I first discovered the fictional blog Mormon X when it was only a few posts old. And here I need to leap into a disclaimer because although I did not make the connection for quite a while, I am personally acquainted the anonymous author of this blog—rather well, in fact. The first thing I did when I discovered Mormon X was rush to his Facebook page and leave a link for him.
But it didn’t occur to me that he was him because X, the eponymous blogger, is such a naif I was convinced he was written by an actual current BYU student. And whatever you might say about my friend, you cannot say he is neither naive nor a current BYU student.
Anyway, feel free to allow this information to color your opinion of my review if you are so inclined.
X is a mutant in the X-Men sense of the word. He attends BYU in the midst of a culture war the Church is deeply involved in. Of course, if you know the X-Men, it will not surprise you to learn that the Church is against mutants, finds their powers a not-from-God perversion of the priesthood, does not desire mutants to even marry. X accepts this, but it does lead to challenges for him.
The unmistakable parallel is to the current culture wars fixed around gay marriage. In fact, since the blog is being written in realtime, it can refer to ongoing events such as yesterday’s guest shoutout by X’s girlfriend to “all the mutant couples out there who lost your right to be married this week.” It’s a good thing X is such an innocent (though it’s hard for him to maintain his spiritual simplicity within this milieu) because otherwise the occasional hamhanded connection to What’s Happening Now would be harder to accept.
That said, I should point out that this is absolutely the tradition of mutant comics, which, when they began, were bald allegorical commentary on the race issues in the early 1960s.
So it’s not just okay for Mormon X to be “political”—it’s the only appropriate choice for the genre. It’s the whole POINT of mutant stories. So get over it. It’s like complaining that an epic seems to wallow in Great Man Theory. The only real question is how well does Mormon X engage in these societal issues?
In its 45 posts since November, I have to say pretty well.
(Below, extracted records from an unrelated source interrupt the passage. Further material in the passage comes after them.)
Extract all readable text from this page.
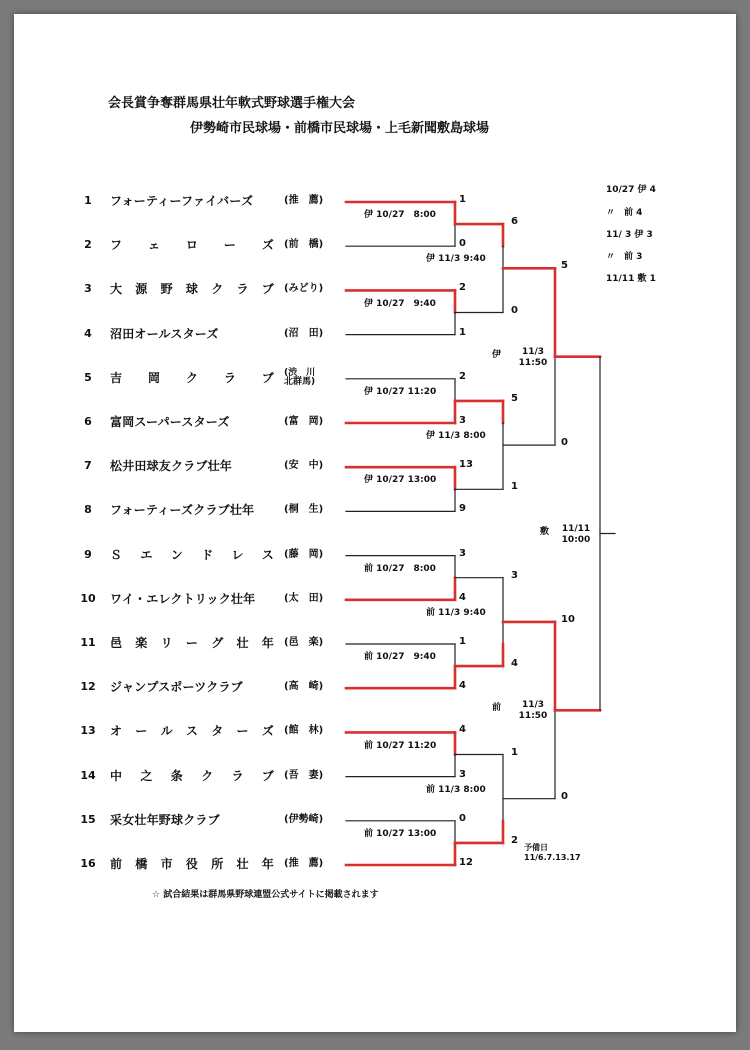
会長賞争奪群馬県壮年軟式野球選手権大会
伊勢崎市民球場・前橋市民球場・上毛新聞敷島球場
1	フォーティーファイバーズ	(推　薦)
2	フ ェ ロ ー ズ (前　橋)
3	大 源 野 球 ク ラ ブ (みどり)
4	沼田オールスターズ	(沼　田)
5	吉 岡 ク ラ ブ (渋　川
北群馬)
6	富岡スーパースターズ	(富　岡)
7	松井田球友クラブ壮年	(安　中)
8	フォーティーズクラブ壮年	(桐　生)
9	Ｓ エ ン ド レ ス (藤　岡)
10	ワイ・エレクトリック壮年	(太　田)
11	邑 楽 リ ー グ 壮 年 (邑　楽)
12	ジャンプスポーツクラブ	(高　崎)
13	オ ー ル ス タ ー ズ (館　林)
14	中 之 条 ク ラ ブ (吾　妻)
15	采女壮年野球クラブ	(伊勢崎)
16	前 橋 市 役 所 壮 年 (推　薦)
1
0
伊 10/27　8:00
2
1
伊 10/27　9:40
2
3
伊 10/27 11:20
13
9
伊 10/27 13:00
3
4
前 10/27　8:00
1
4
前 10/27　9:40
4
3
前 10/27 11:20
0
12
前 10/27 13:00
6
0
伊 11/3 9:40
5
1
伊 11/3 8:00
3
4
前 11/3 9:40
1
2
前 11/3 8:00
5
0
伊	11/3
11:50
10
0
前	11/3
11:50
敷	11/11
10:00
10/27 伊 4
〃　前 4
11/ 3 伊 3
〃　前 3
11/11 敷 1
予備日
11/6.7.13.17
☆ 試合結果は群馬県野球連盟公式サイトに掲載されます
The story must start by both establishing its protagonist and the world in which he lives. X (a blogonym, natch) is personable and likable and a tad self-loathing—an early-twenties kid easy to relate to—and his world is just superhero-y enough and just like our world enough to make finding your footing easily. He starts a blog to talk about things he can’t talk about (being a mutant, cute girls) and like many blogging neophytes discovers that it’s pretty easily to out yourself online. But early reactions from those who discover his identity are positive and kind. Then, with things going so well, he asks a cute girl on a date and it’s one of the cutest darn things I’ve read in some time ending in utter disaster.
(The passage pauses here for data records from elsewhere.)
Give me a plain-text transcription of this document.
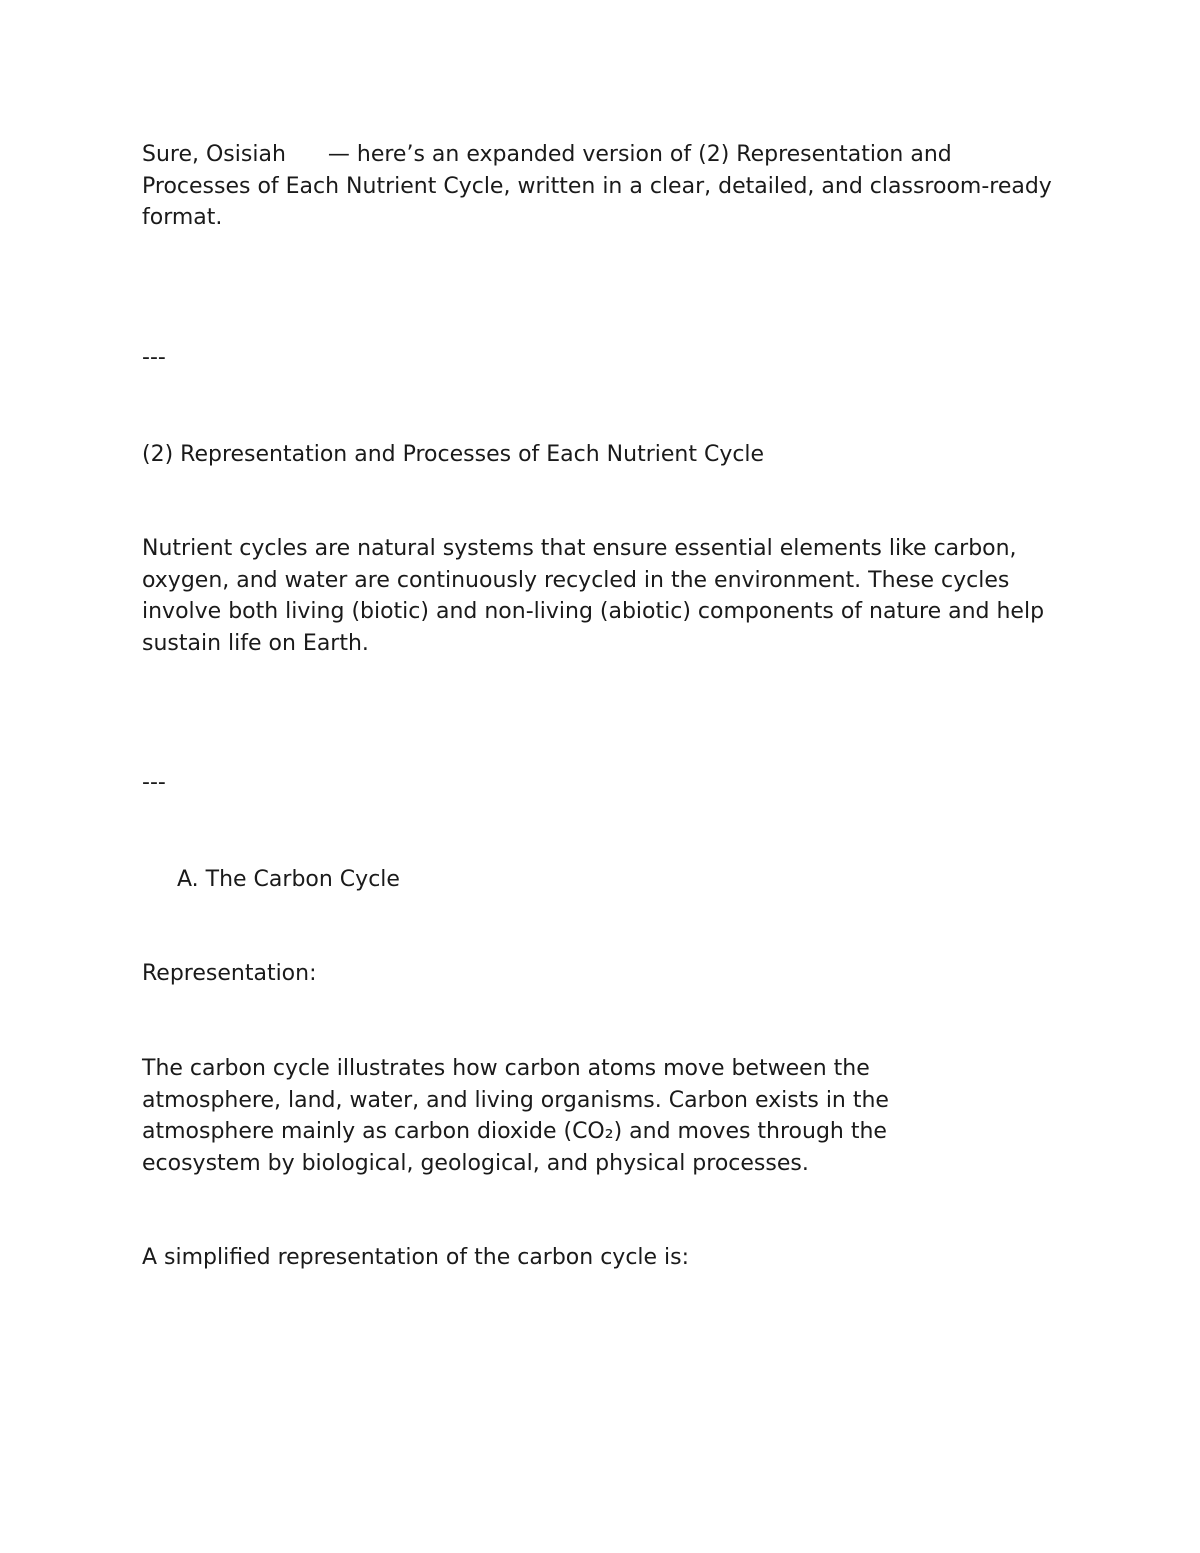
Sure, Osisiah — here’s an expanded version of (2) Representation and Processes of Each Nutrient Cycle, written in a clear, detailed, and classroom-ready format.

---

(2) Representation and Processes of Each Nutrient Cycle

Nutrient cycles are natural systems that ensure essential elements like carbon, oxygen, and water are continuously recycled in the environment. These cycles involve both living (biotic) and non-living (abiotic) components of nature and help sustain life on Earth.

---

A. The Carbon Cycle

Representation:

The carbon cycle illustrates how carbon atoms move between the atmosphere, land, water, and living organisms. Carbon exists in the atmosphere mainly as carbon dioxide (CO₂) and moves through the ecosystem by biological, geological, and physical processes.

A simplified representation of the carbon cycle is:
Cute girl (her blog designation is Lucy) gets a severe comeuppance that can seem a bit maudlin, but as the story’s progressed, her fate is becoming more than just a point to be made—her story is interacting in important ways with X’s and other characters’ and with the question of priesthood gifts versus mutant perversions.
In short, for something being written on the fly, the crafting of the tale is impressively tight. And although I feel confident predicting some likely plot points, I cannot predict how they will happen or what they will mean. In short, Mormon X is a complex work of fiction, even as it unabashedly embraces obvious genre tropes and points blatantly at political/religious/societal problems.
Of course, like any work-in-progress, it’s hard to say if Mormon X will ultimately arrive someone worth arriving, but, as of now, I feel quite confident declaring the journey worth embarking upon.